Top Tips: 3 Key Steps to Mastering Hydration

There is no getting away from it, when we exercise, we get hot, and when we get hot we sweat. The harder we push, the hotter we get and the more we sweat, until beads of water drip from every pore leaving a film of crystalline electrolytes encrusted on our face, our body & on our clothes. Sweating, however, shouldn’t be something we are embarrassed about nor something we should try to stop (deodorants…just don’t get me started). It is an extremely efficient cooling system, one that allows us athletes to push our bodies to new extremes. In fact, sweating is actually one of those things that separate us from other mammals in the animal kingdom. The fact that we can cool ourselves through skin perspiration, rather than panting, means that we can perform at high intensity and in extreme heat, without needing to hide away under shade.  

The downside of cooling ourselves through sweating is that we need to replace the lost water and electrolytes. If we don’t, then athletic performance will be impaired and our health can also be put at risk.

There is little debate in the scientific world that endurance athletes need to rehydrate. Proper hydration during training and competition can enhance performance, delay fatigue, avoid thermal stress, such as heat stroke, maintain plasma volume, and prevent the injuries associated with dehydration. However, it is not as simple as ‘drink, drink, drink’ as excessive hydration is as damaging to the body and performance as dehydration. A hyper-hydrated state can lead to a condition called exercise-associated hyponatremia (EAH). This is where the concentration of blood sodium (aka salt), a key electrolyte needed for muscle contraction, becomes significantly diluted due to over consumption of water. Reaching hyper-hydration either before or during a race can be harmful to performance.
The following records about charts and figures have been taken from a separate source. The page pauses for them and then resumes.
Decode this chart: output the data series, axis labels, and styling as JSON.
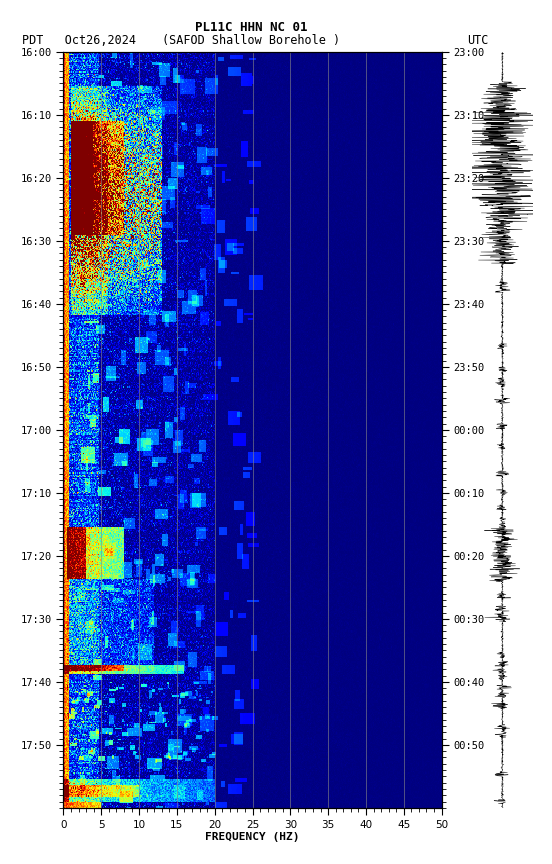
{
  "title_line1": "PL11C HHN NC 01",
  "title_line2_left": "PDT   Oct26,2024",
  "title_line2_center": "(SAFOD Shallow Borehole )",
  "title_line2_right": "UTC",
  "xlabel": "FREQUENCY (HZ)",
  "freq_min": 0,
  "freq_max": 50,
  "yticks_pdt": [
    "16:00",
    "16:10",
    "16:20",
    "16:30",
    "16:40",
    "16:50",
    "17:00",
    "17:10",
    "17:20",
    "17:30",
    "17:40",
    "17:50"
  ],
  "yticks_utc": [
    "23:00",
    "23:10",
    "23:20",
    "23:30",
    "23:40",
    "23:50",
    "00:00",
    "00:10",
    "00:20",
    "00:30",
    "00:40",
    "00:50"
  ],
  "xticks": [
    0,
    5,
    10,
    15,
    20,
    25,
    30,
    35,
    40,
    45,
    50
  ],
  "grid_color": "#888888",
  "colormap": "jet",
  "vertical_lines_freq": [
    5,
    10,
    15,
    20,
    25,
    30,
    35,
    40,
    45
  ]
}
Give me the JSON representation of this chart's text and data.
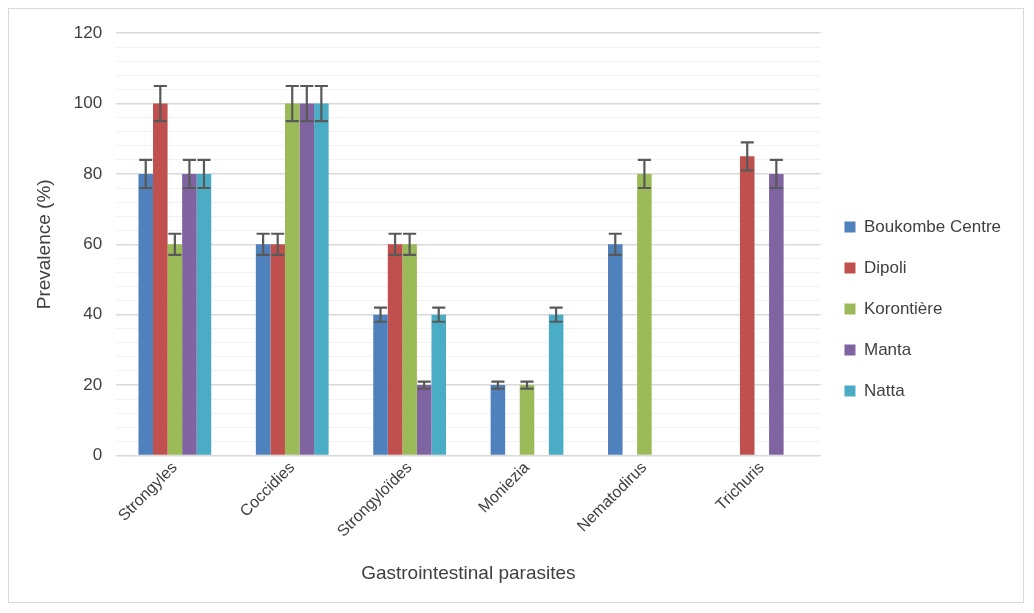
{
  "chart_data": {
    "type": "bar",
    "xlabel": "Gastrointestinal parasites",
    "ylabel": "Prevalence (%)",
    "categories": [
      "Strongyles",
      "Coccidies",
      "Strongyloïdes",
      "Moniezia",
      "Nematodirus",
      "Trichuris"
    ],
    "series": [
      {
        "name": "Boukombe Centre",
        "color": "#4f81bd",
        "values": [
          80,
          60,
          40,
          20,
          60,
          0
        ],
        "errors": [
          4,
          3,
          2,
          1,
          3,
          null
        ]
      },
      {
        "name": "Dipoli",
        "color": "#c0504d",
        "values": [
          100,
          60,
          60,
          0,
          0,
          85
        ],
        "errors": [
          5,
          3,
          3,
          null,
          null,
          4
        ]
      },
      {
        "name": "Korontière",
        "color": "#9bbb59",
        "values": [
          60,
          100,
          60,
          20,
          80,
          0
        ],
        "errors": [
          3,
          5,
          3,
          1,
          4,
          null
        ]
      },
      {
        "name": "Manta",
        "color": "#8064a2",
        "values": [
          80,
          100,
          20,
          0,
          0,
          80
        ],
        "errors": [
          4,
          5,
          1,
          null,
          null,
          4
        ]
      },
      {
        "name": "Natta",
        "color": "#4bacc6",
        "values": [
          80,
          100,
          40,
          40,
          0,
          0
        ],
        "errors": [
          4,
          5,
          2,
          2,
          null,
          null
        ]
      }
    ],
    "ylim": [
      0,
      120
    ],
    "yticks": [
      0,
      {
        "value": 4,
        "label": null
      },
      {
        "value": 8,
        "label": null
      },
      {
        "value": 12,
        "label": null
      },
      {
        "value": 16,
        "label": null
      },
      20,
      {
        "value": 24,
        "label": null
      },
      {
        "value": 28,
        "label": null
      },
      {
        "value": 32,
        "label": null
      },
      {
        "value": 36,
        "label": null
      },
      40,
      {
        "value": 44,
        "label": null
      },
      {
        "value": 48,
        "label": null
      },
      {
        "value": 52,
        "label": null
      },
      {
        "value": 56,
        "label": null
      },
      60,
      {
        "value": 64,
        "label": null
      },
      {
        "value": 68,
        "label": null
      },
      {
        "value": 72,
        "label": null
      },
      {
        "value": 76,
        "label": null
      },
      80,
      {
        "value": 84,
        "label": null
      },
      {
        "value": 88,
        "label": null
      },
      {
        "value": 92,
        "label": null
      },
      {
        "value": 96,
        "label": null
      },
      100,
      {
        "value": 104,
        "label": null
      },
      {
        "value": 108,
        "label": null
      },
      {
        "value": 112,
        "label": null
      },
      {
        "value": 116,
        "label": null
      },
      120
    ],
    "grid": "y",
    "legend": "right"
  }
}
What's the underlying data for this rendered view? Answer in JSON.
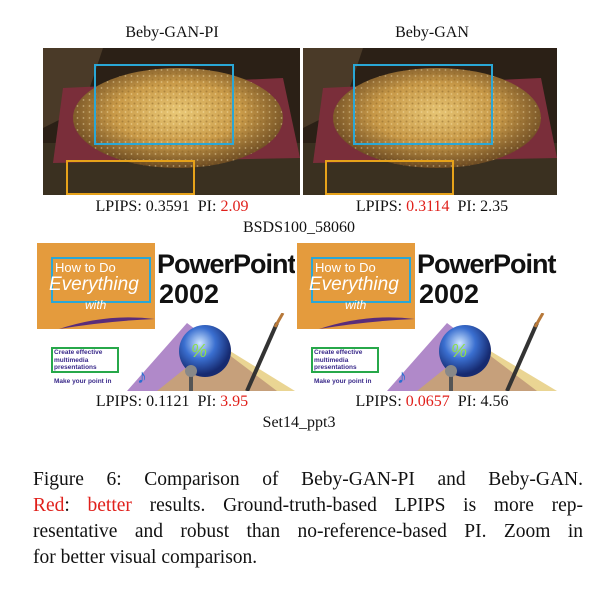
{
  "figure": {
    "columns": [
      {
        "title": "Beby-GAN-PI"
      },
      {
        "title": "Beby-GAN"
      }
    ],
    "rows": [
      {
        "set_label": "BSDS100_58060",
        "metrics": [
          {
            "lpips_prefix": "LPIPS: ",
            "lpips": "0.3591",
            "pi_prefix": "PI: ",
            "pi": "2.09",
            "lpips_better": false,
            "pi_better": true
          },
          {
            "lpips_prefix": "LPIPS: ",
            "lpips": "0.3114",
            "pi_prefix": "PI: ",
            "pi": "2.35",
            "lpips_better": true,
            "pi_better": false
          }
        ]
      },
      {
        "set_label": "Set14_ppt3",
        "book_title": "PowerPoint",
        "book_version": "2002",
        "book_badge": "How to Do Everything with",
        "book_howto": "How to Do",
        "book_everything": "Everything",
        "book_with": "with",
        "book_bullet1": "Create effective multimedia presentations",
        "book_bullet2": "Make your point in",
        "metrics": [
          {
            "lpips_prefix": "LPIPS: ",
            "lpips": "0.1121",
            "pi_prefix": "PI: ",
            "pi": "3.95",
            "lpips_better": false,
            "pi_better": true
          },
          {
            "lpips_prefix": "LPIPS: ",
            "lpips": "0.0657",
            "pi_prefix": "PI: ",
            "pi": "4.56",
            "lpips_better": true,
            "pi_better": false
          }
        ]
      }
    ],
    "colors": {
      "better": "#e0201b",
      "box_blue": "#2aa7d6",
      "box_orange": "#e6a21a",
      "box_green": "#27a84a"
    }
  },
  "caption": {
    "line1": "Figure 6:  Comparison of Beby-GAN-PI and Beby-GAN.",
    "line2_red1": "Red",
    "line2_colon": ": ",
    "line2_red2": "better",
    "line2_rest": " results.  Ground-truth-based LPIPS is more rep-",
    "line3": "resentative and robust than no-reference-based PI. Zoom in",
    "line4": "for better visual comparison."
  }
}
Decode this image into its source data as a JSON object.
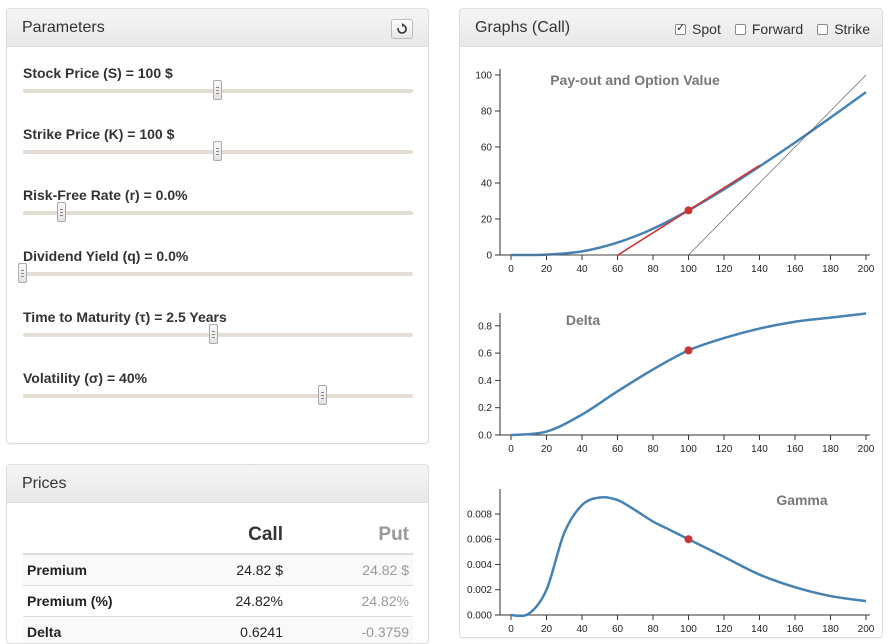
{
  "parameters": {
    "title": "Parameters",
    "items": [
      {
        "label": "Stock Price (S) = 100 $",
        "value": 0.5
      },
      {
        "label": "Strike Price (K) = 100 $",
        "value": 0.5
      },
      {
        "label": "Risk-Free Rate (r) = 0.0%",
        "value": 0.1
      },
      {
        "label": "Dividend Yield (q) = 0.0%",
        "value": 0.0
      },
      {
        "label": "Time to Maturity (τ) = 2.5 Years",
        "value": 0.49
      },
      {
        "label": "Volatility (σ) = 40%",
        "value": 0.77
      }
    ]
  },
  "prices": {
    "title": "Prices",
    "columns": {
      "call": "Call",
      "put": "Put"
    },
    "rows": [
      {
        "label": "Premium",
        "call": "24.82 $",
        "put": "24.82 $"
      },
      {
        "label": "Premium (%)",
        "call": "24.82%",
        "put": "24.82%"
      },
      {
        "label": "Delta",
        "call": "0.6241",
        "put": "-0.3759"
      }
    ]
  },
  "graphs": {
    "title": "Graphs (Call)",
    "options": [
      {
        "label": "Spot",
        "checked": true
      },
      {
        "label": "Forward",
        "checked": false
      },
      {
        "label": "Strike",
        "checked": false
      }
    ],
    "colors": {
      "curve": "#4682b4",
      "point": "#cc3333",
      "tangent": "#cc3333"
    }
  },
  "chart_data": [
    {
      "type": "line",
      "title": "Pay-out and Option Value",
      "x": [
        0,
        20,
        40,
        60,
        80,
        100,
        120,
        140,
        160,
        180,
        200
      ],
      "xlim": [
        0,
        200
      ],
      "ylim": [
        0,
        100
      ],
      "xticks": [
        "0",
        "20",
        "40",
        "60",
        "80",
        "100",
        "120",
        "140",
        "160",
        "180",
        "200"
      ],
      "yticks": [
        "0",
        "20",
        "40",
        "60",
        "80",
        "100"
      ],
      "series": [
        {
          "values": [
            0,
            0.2,
            2.0,
            6.9,
            14.6,
            24.8,
            36.5,
            49.2,
            62.5,
            76.3,
            90.5
          ]
        },
        {
          "values": [
            0,
            0,
            0,
            0,
            0,
            0,
            20,
            40,
            60,
            80,
            100
          ]
        }
      ],
      "point": {
        "x": 100,
        "y": 24.8
      },
      "tangent": {
        "x0": 60,
        "x1": 140,
        "slope": 0.6241
      }
    },
    {
      "type": "line",
      "title": "Delta",
      "x": [
        0,
        20,
        40,
        60,
        80,
        100,
        120,
        140,
        160,
        180,
        200
      ],
      "xlim": [
        0,
        200
      ],
      "ylim": [
        0,
        0.85
      ],
      "xticks": [
        "0",
        "20",
        "40",
        "60",
        "80",
        "100",
        "120",
        "140",
        "160",
        "180",
        "200"
      ],
      "yticks": [
        "0.0",
        "0.2",
        "0.4",
        "0.6",
        "0.8"
      ],
      "series": [
        {
          "values": [
            0,
            0.025,
            0.15,
            0.32,
            0.48,
            0.62,
            0.71,
            0.78,
            0.83,
            0.86,
            0.89
          ]
        }
      ],
      "point": {
        "x": 100,
        "y": 0.62
      }
    },
    {
      "type": "line",
      "title": "Gamma",
      "x": [
        0,
        10,
        20,
        30,
        40,
        50,
        60,
        70,
        80,
        90,
        100,
        120,
        140,
        160,
        180,
        200
      ],
      "xlim": [
        0,
        200
      ],
      "ylim": [
        0,
        0.0095
      ],
      "xticks": [
        "0",
        "20",
        "40",
        "60",
        "80",
        "100",
        "120",
        "140",
        "160",
        "180",
        "200"
      ],
      "yticks": [
        "0.000",
        "0.002",
        "0.004",
        "0.006",
        "0.008"
      ],
      "series": [
        {
          "values": [
            0,
            0.0001,
            0.002,
            0.0065,
            0.0087,
            0.0093,
            0.0091,
            0.0083,
            0.0074,
            0.0067,
            0.006,
            0.0046,
            0.0032,
            0.0022,
            0.0015,
            0.0011
          ]
        }
      ],
      "point": {
        "x": 100,
        "y": 0.006
      }
    }
  ]
}
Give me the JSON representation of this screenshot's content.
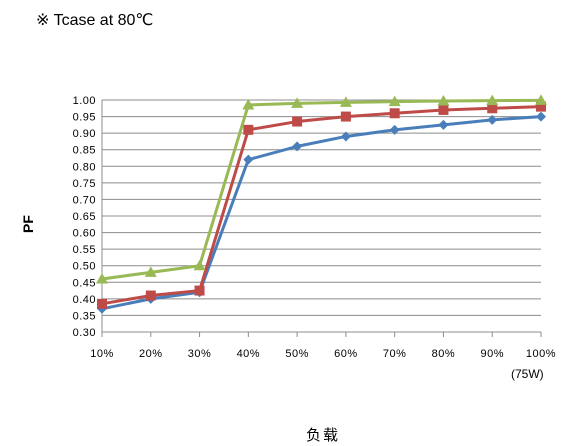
{
  "note": "※ Tcase at 80℃",
  "chart_data": {
    "type": "line",
    "title": "",
    "xlabel": "负载",
    "ylabel": "PF",
    "x_unit_note": "(75W)",
    "categories": [
      "10%",
      "20%",
      "30%",
      "40%",
      "50%",
      "60%",
      "70%",
      "80%",
      "90%",
      "100%"
    ],
    "ylim": [
      0.3,
      1.0
    ],
    "ytick_labels": [
      "1.00",
      "0.95",
      "0.90",
      "0.85",
      "0.80",
      "0.75",
      "0.70",
      "0.65",
      "0.60",
      "0.55",
      "0.50",
      "0.45",
      "0.40",
      "0.35",
      "0.30"
    ],
    "grid": true,
    "series": [
      {
        "color": "#4a7ebb",
        "marker": "diamond",
        "values": [
          0.37,
          0.4,
          0.42,
          0.82,
          0.86,
          0.89,
          0.91,
          0.925,
          0.94,
          0.95
        ]
      },
      {
        "color": "#be4b48",
        "marker": "square",
        "values": [
          0.385,
          0.41,
          0.425,
          0.91,
          0.935,
          0.95,
          0.96,
          0.97,
          0.975,
          0.98
        ]
      },
      {
        "color": "#98b954",
        "marker": "triangle",
        "values": [
          0.46,
          0.48,
          0.5,
          0.985,
          0.99,
          0.993,
          0.995,
          0.997,
          0.998,
          0.999
        ]
      }
    ]
  }
}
A recent study on mountain marathoners’ hydration levels found that athletes who were hyper-hydrated at the start of the race were more likely to DNF.

As both dehydration and hyper-hydration negatively impacts on performance, the key question is how much liquid, and what liquid, is best to consume to optimise athletic performance.

Professor Tim Noakes, in his 2012 book Waterlogged, suggests to ‘drink water to thirst’, i.e. an athlete should drink as and when they feel the need. This approach is enticing for it’s simplicity. It may be effective for experienced athletes with a strong knowledge of their specific hydration needs. However, this is a bit of a ‘winging it’ approach to hydration. While it may be effective when exercise duration is short, intensity is low, and/or the weather is cool, i.e. when you are unlikely to become dehydrated in the first place. It is much harder to effectively put this hydration strategy in place when an athlete pushes harder and sweats more, as is the case in long endurance races, especially if they are in hot climates. 

Like with so many things in life, we are all unique with our own specific hydration needs. Several factors must be taken into account when developing a hydration strategy. Firstly, you must consider your sweat output levels. Our perspiration rates can range anywhere between 0.5 to 2 litres per hour, impacting on the amount of liquid we need to take on.  Then, when you add on external factors, including temperature, humidity, & exercise intensity it is clear there is no one-size fits all. In fact, there is not even a ‘one-size fits one athlete’ as each race or training session will have differing external factors. Therefore, it is important to practice different hydration strategies in training to get a range that works for you.

To help you devise a strategy that works best for you we recommend the following steps to hydrating: 

  • Drink 500ml of a fluid solution containing 0.5-0.7g/l sodium 1 to 2 hours before training or competing.
  • Consume 600-1200ml of this same concentrated liquid per hour of exercise (for training lasting longer than 1 hour).
  • Depending on how your body reacts, add more or less liquid until you get a protocol that is perfectly tailored to you. 

And always remember never to try anything new in competition!!! Make sure you practice different consumption levels in different weather conditions to ensure you have a range of solutions you know will work for you on race day.